Alive in Baghdad, which brings the unvarnished truth from civilians in Iraq, is struggling to cover its costs. And after years of serving his local community, Chuck Olsen, unable to scare up a buyer among local media organizations, is shuttering Minnesota Stories — a model of online video aggregating, publishing and community in service of the public interest.

It’s an unquestionable success that these outlets even exist, certainly. And content producers looking to fund projects would be well served to use grant-finding resources offered by the likes of the Foundation Center and Michigan State University.

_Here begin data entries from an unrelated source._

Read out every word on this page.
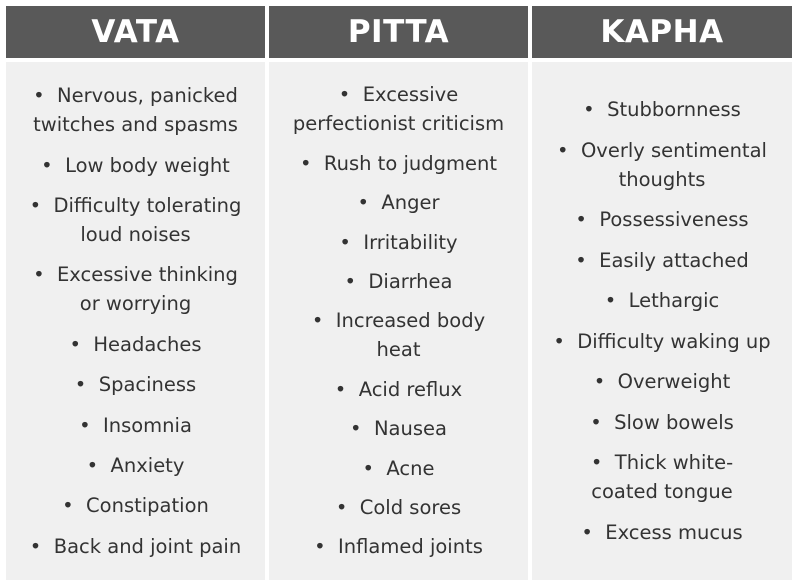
VATA	PITTA	KAPHA
•  Nervous, panicked twitches and spasms
•  Low body weight
•  Difficulty tolerating loud noises
•  Excessive thinking or worrying
•  Headaches
•  Spaciness
•  Insomnia
•  Anxiety
•  Constipation
•  Back and joint pain
•  Excessive perfectionist criticism
•  Rush to judgment
•  Anger
•  Irritability
•  Diarrhea
•  Increased body heat
•  Acid reflux
•  Nausea
•  Acne
•  Cold sores
•  Inflamed joints
•  Stubbornness
•  Overly sentimental thoughts
•  Possessiveness
•  Easily attached
•  Lethargic
•  Difficulty waking up
•  Overweight
•  Slow bowels
•  Thick white-coated tongue
•  Excess mucus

But independent content production, especially if it isn’t strictly broad entertainment, remains a moonlight gig (and not just online). While that’s appropriate for the ephemera produced as part of NaVloPoMo, the outsider art created by participant Aaron Valdez and the rest of the Wreck and Salvage crew isn’t finding much commercial traction, and that’s a shame.

Seeing Brian Conley of Alive in Baghdad holding out the virtual hat like a busker at West 4th Street station makes me wonder what new media revolutionaries at large are really fighting for. If NewTeeVee content ends up being just like OldTeeVee content, except with lower production value and more product placement, then the only winners are investors and advertisers — not the viewing public.

The folk revivalists eventually ended up commodifying themselves, but it wasn’t pretty — think Bob Dylan selling SUVs and D.A. Pennebaker providing ‘viral’ marketing material. Hopefully there’s a more elegant solution, one that supports the more provocative, less commercial creators of today before they become footnotes in nostalgic cultural histories tomorrow.